MBPP (Mostly Basic Python Programming)
The MBPP benchmark, stands for Mostly Basic Python Programming, is a collection of 1,000 Python programming problems sourced from the crowd. Its purpose is to assess the code generation capabilities of large language models (LLMs). The problems are intentionally designed to be solvable by individuals at an introductory programming level, using core programming concepts and standard library functionalities.
Each problem within the MBPP benchmark consists of three components: a concise task description, a Python code solution, and three automated test cases. The task description provides a brief explanation of the problem, while the code solution entails a Python function crafted to resolve the given problem. The automated test cases serve the purpose of confirming the accuracy of the provided code solution.
Although the MBPP benchmark is currently in its developmental phase, it has already been employed to evaluate several LLMs. Notable among these are LEVER + Codex, Reviewer + Codex002, MBR-Exec. The results of these evaluations demonstrate the capability of LLMs to generate functional and correct code for fundamental Python programming problems.
MMLU (5-shot)
MMLU, which stands for Multilingual Multitask Learning for Understanding, serves as an evaluation benchmark for large language models (LLMs) to execute diverse natural language understanding tasks in various languages. Covering question answering, summarization, translation, natural language inference, and dialogue tasks among the total 57 tasks, MMLU is crafted to be challenging, necessitating robust language comprehension by LLMs.

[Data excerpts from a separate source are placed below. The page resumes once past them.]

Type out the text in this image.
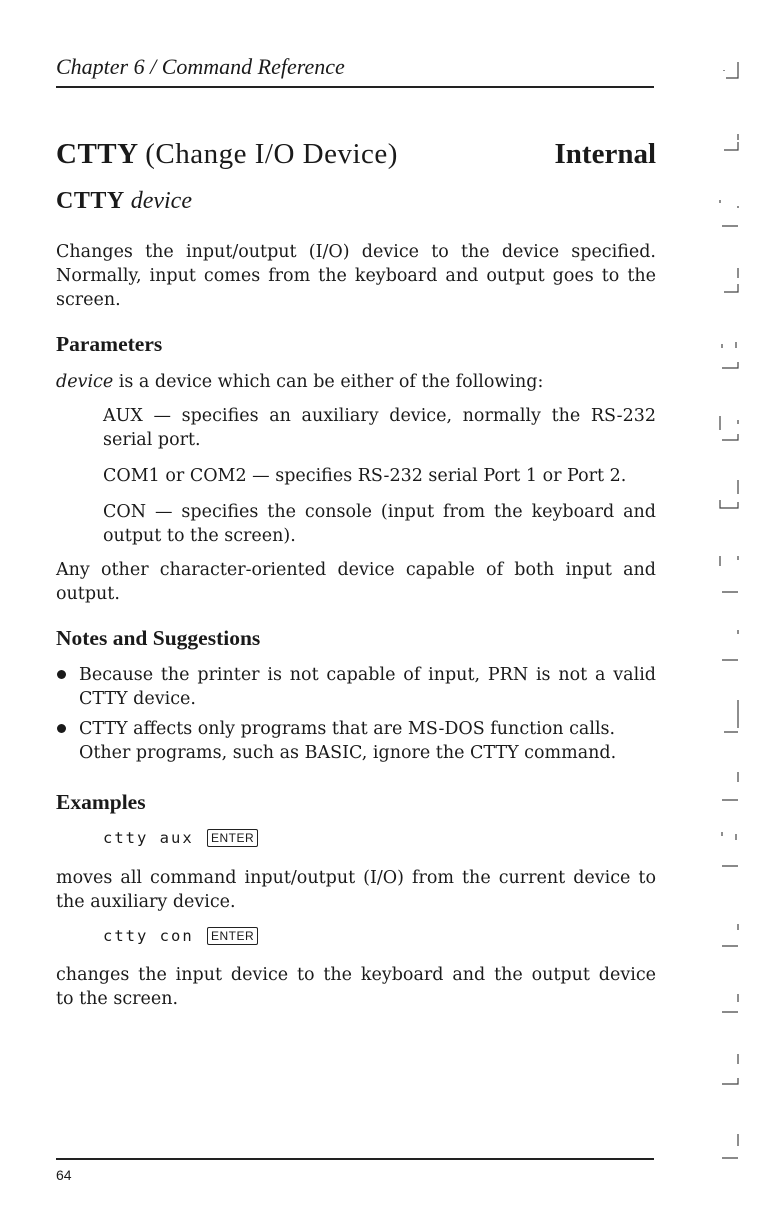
Chapter 6 / Command Reference
CTTY (Change I/O Device)	Internal
CTTY device
Changes the input/output (I/O) device to the device specified.
Normally, input comes from the keyboard and output goes to the
screen.
Parameters
device is a device which can be either of the following:
AUX — specifies an auxiliary device, normally the RS-232
serial port.
COM1 or COM2 — specifies RS-232 serial Port 1 or Port 2.
CON — specifies the console (input from the keyboard and
output to the screen).
Any other character-oriented device capable of both input and
output.
Notes and Suggestions
Because the printer is not capable of input, PRN is not a valid
CTTY device.
CTTY affects only programs that are MS-DOS function calls.
Other programs, such as BASIC, ignore the CTTY command.
Examples
ctty aux ENTER
moves all command input/output (I/O) from the current device to
the auxiliary device.
ctty con ENTER
changes the input device to the keyboard and the output device
to the screen.
64
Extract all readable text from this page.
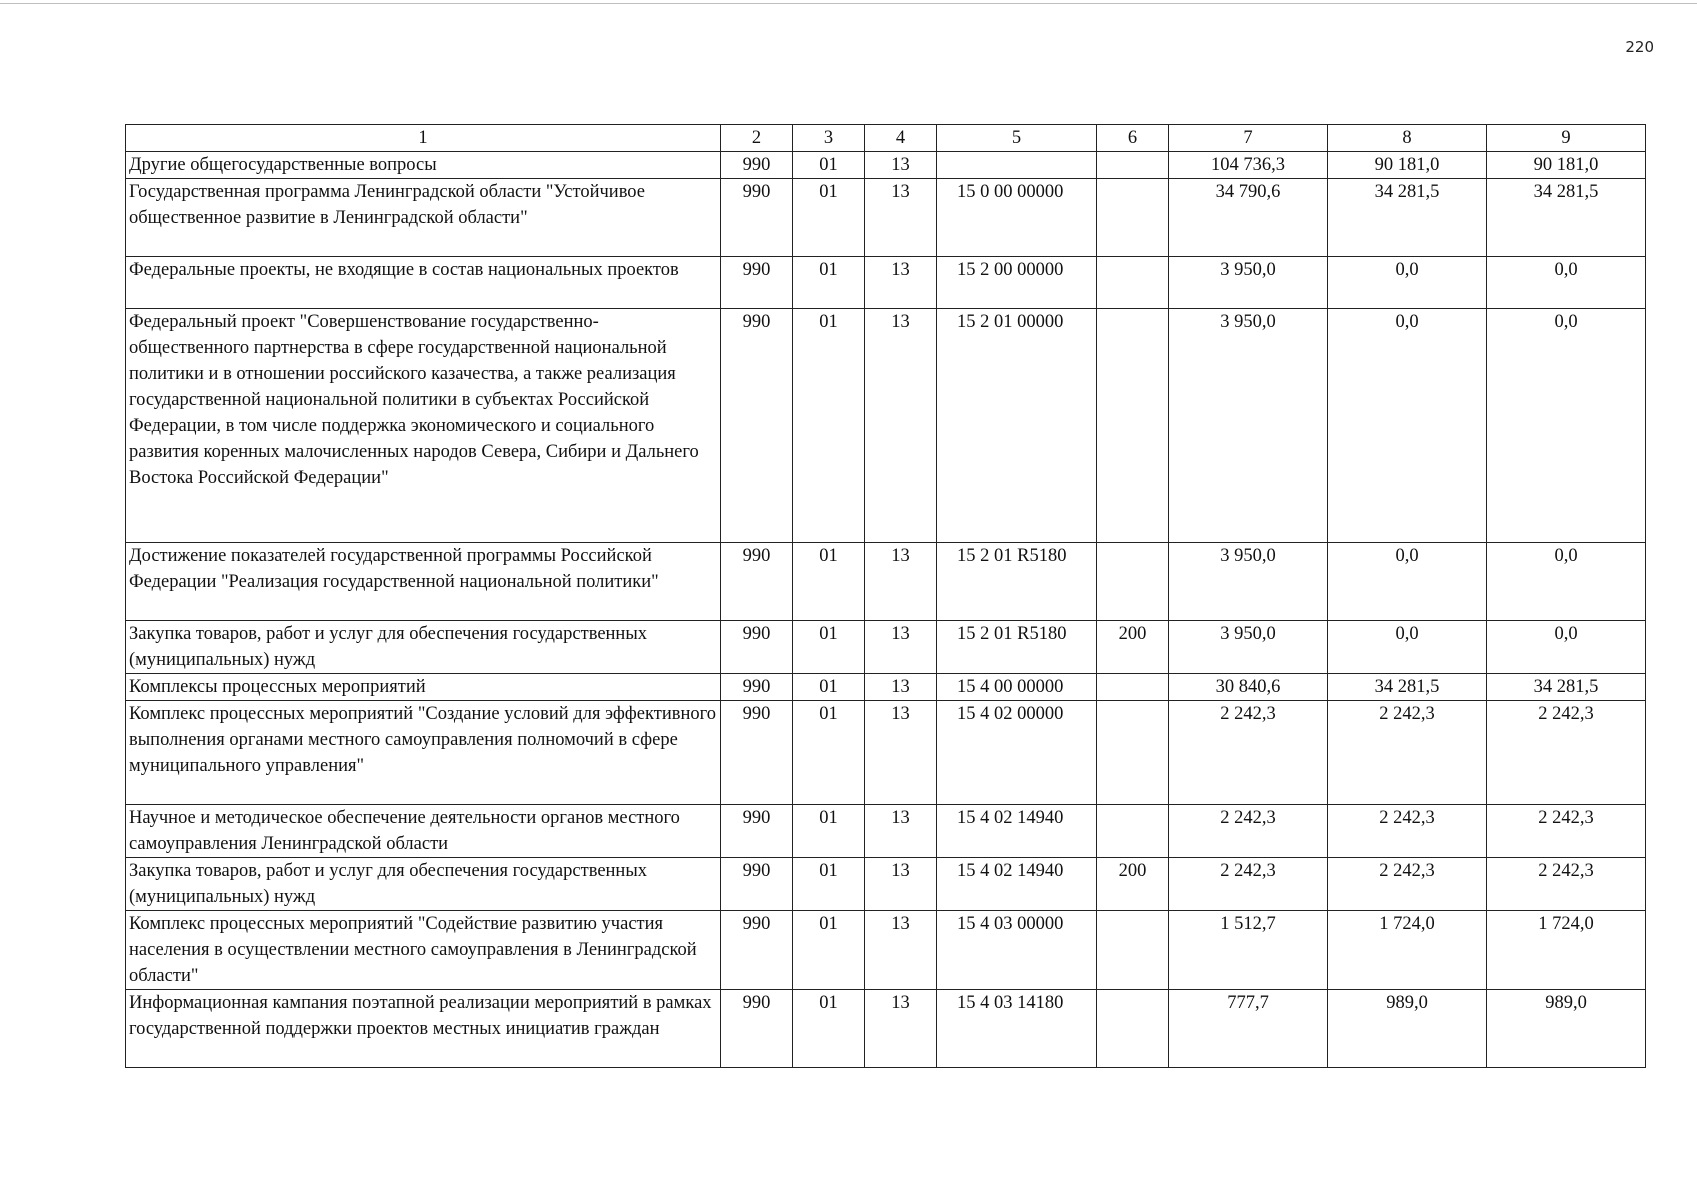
220
1	2	3	4	5	6	7	8	9
Другие общегосударственные вопросы	990	01	13			104 736,3	90 181,0	90 181,0
Государственная программа Ленинградской области "Устойчивое общественное развитие в Ленинградской области"	990	01	13	15 0 00 00000		34 790,6	34 281,5	34 281,5
Федеральные проекты, не входящие в состав национальных проектов	990	01	13	15 2 00 00000		3 950,0	0,0	0,0
Федеральный проект "Совершенствование государственно-общественного партнерства в сфере государственной национальной политики и в отношении российского казачества, а также реализация государственной национальной политики в субъектах Российской Федерации, в том числе поддержка экономического и социального развития коренных малочисленных народов Севера, Сибири и Дальнего Востока Российской Федерации"	990	01	13	15 2 01 00000		3 950,0	0,0	0,0
Достижение показателей государственной программы Российской Федерации "Реализация государственной национальной политики"	990	01	13	15 2 01 R5180		3 950,0	0,0	0,0
Закупка товаров, работ и услуг для обеспечения государственных (муниципальных) нужд	990	01	13	15 2 01 R5180	200	3 950,0	0,0	0,0
Комплексы процессных мероприятий	990	01	13	15 4 00 00000		30 840,6	34 281,5	34 281,5
Комплекс процессных мероприятий "Создание условий для эффективного выполнения органами местного самоуправления полномочий в сфере муниципального управления"	990	01	13	15 4 02 00000		2 242,3	2 242,3	2 242,3
Научное и методическое обеспечение деятельности органов местного самоуправления Ленинградской области	990	01	13	15 4 02 14940		2 242,3	2 242,3	2 242,3
Закупка товаров, работ и услуг для обеспечения государственных (муниципальных) нужд	990	01	13	15 4 02 14940	200	2 242,3	2 242,3	2 242,3
Комплекс процессных мероприятий "Содействие развитию участия населения в осуществлении местного самоуправления в Ленинградской области"	990	01	13	15 4 03 00000		1 512,7	1 724,0	1 724,0
Информационная кампания поэтапной реализации мероприятий в рамках государственной поддержки проектов местных инициатив граждан	990	01	13	15 4 03 14180		777,7	989,0	989,0
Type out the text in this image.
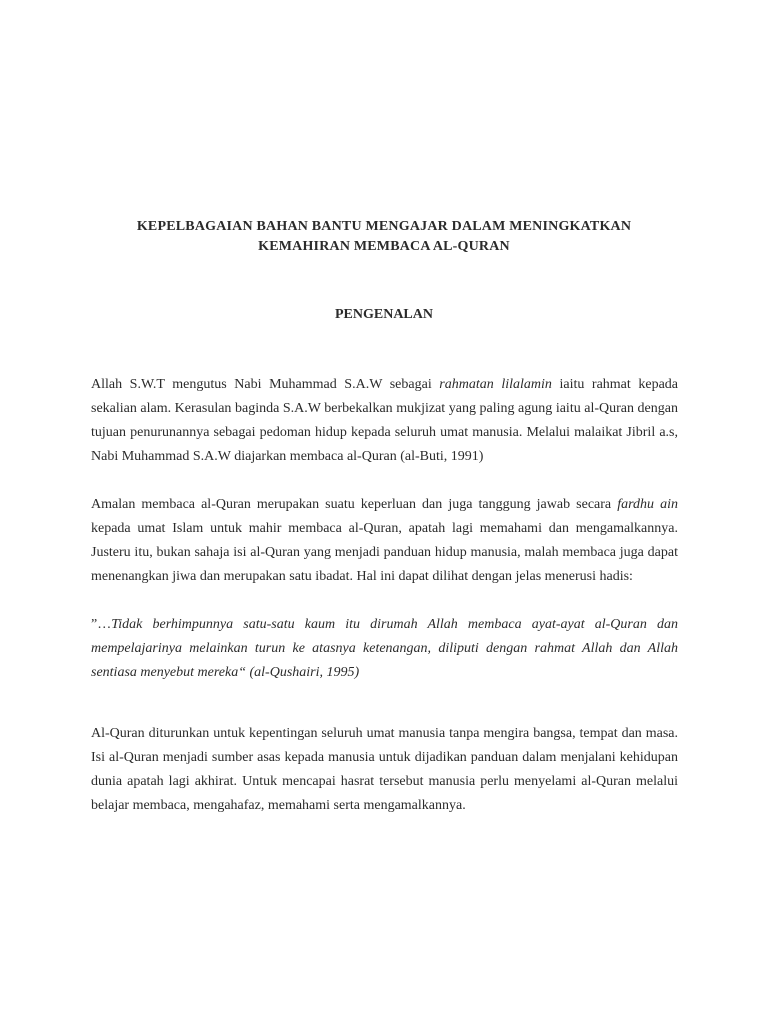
KEPELBAGAIAN BAHAN BANTU MENGAJAR DALAM MENINGKATKAN
KEMAHIRAN MEMBACA AL-QURAN
PENGENALAN

Allah S.W.T mengutus Nabi Muhammad S.A.W sebagai rahmatan lilalamin iaitu rahmat kepada sekalian alam. Kerasulan baginda S.A.W berbekalkan mukjizat yang paling agung iaitu al-Quran dengan tujuan penurunannya sebagai pedoman hidup kepada seluruh umat manusia. Melalui malaikat Jibril a.s, Nabi Muhammad S.A.W diajarkan membaca al-Quran (al-Buti, 1991)

Amalan membaca al-Quran merupakan suatu keperluan dan juga tanggung jawab secara fardhu ain kepada umat Islam untuk mahir membaca al-Quran, apatah lagi memahami dan mengamalkannya. Justeru itu, bukan sahaja isi al-Quran yang menjadi panduan hidup manusia, malah membaca juga dapat menenangkan jiwa dan merupakan satu ibadat. Hal ini dapat dilihat dengan jelas menerusi hadis:

”…Tidak berhimpunnya satu-satu kaum itu dirumah Allah membaca ayat-ayat al-Quran dan mempelajarinya melainkan turun ke atasnya ketenangan, diliputi dengan rahmat Allah dan Allah sentiasa menyebut mereka“ (al-Qushairi, 1995)

Al-Quran diturunkan untuk kepentingan seluruh umat manusia tanpa mengira bangsa, tempat dan masa. Isi al-Quran menjadi sumber asas kepada manusia untuk dijadikan panduan dalam menjalani kehidupan dunia apatah lagi akhirat. Untuk mencapai hasrat tersebut manusia perlu menyelami al-Quran melalui belajar membaca, mengahafaz, memahami serta mengamalkannya.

Evaluation considers accuracy and fluency, measuring correct responses and natural coherence. Utilized in assessing LLMs like Flan-PaLM 2, Codex + REPLUG LSR, Chinchilla, MMLU reveals LLMs’ capacity for multilingual understanding tasks, even though errors persist in intricate challenges.
TriviaQA (1-shot)
The TriviaQA (1-shot) benchmark assesses the capacity of large language models (LLMs) to respond to questions using just one training instance. This dataset comprises 100,000 questions and answers, categorized into 10,000 training, 10,000 validation, and 80,000 test examples. Questions span varying levels of difficulty, occasionally demanding real-world knowledge or common sense.
In the 1-shot framework, each question is assigned a sole training example for the LLM. This intensifies the challenge as the LLM must generalize from this single instance to address similar questions.
Various LLMs, such as PaLM 2-L, GLaM 62B/64E, FiE+PAQ have been evaluated using the 1-shot TriviaQA benchmark. While these evaluations indicate LLMs’ competence in answering questions with only one training example, errors persist, particularly with tougher questions.
BIG (Beyond the Imitation Game) -Bench Hard
The BIG Bench Hard serves as an extensive evaluation tool for large language models (LLMs), an initiative established by Clark et al. in 2021. Comprising over 200 tasks, the BIG-bench benchmark spans a diverse array of tasks categorized into 10 distinct categories.
These categories encompass a spectrum of language understanding tasks, including textual entailment, question answering, natural language inference, commonsense reasoning, code completion, translation, summarization, data analysis, creative writing, and miscellaneous tasks such as sentiment analysis and creative text generation. The benchmark is meticulously designed to challenge LLMs, requiring them to showcase various skills and abilities across an extensive range of tasks.
Designed with an extensible framework, the BIG-bench benchmark can accommodate the addition of new tasks as they are developed, enabling it to stay up-to-date with emerging language understanding challenges. This adaptability ensures that it remains a relevant and dynamic benchmark for assessing the evolving capabilities of LLMs.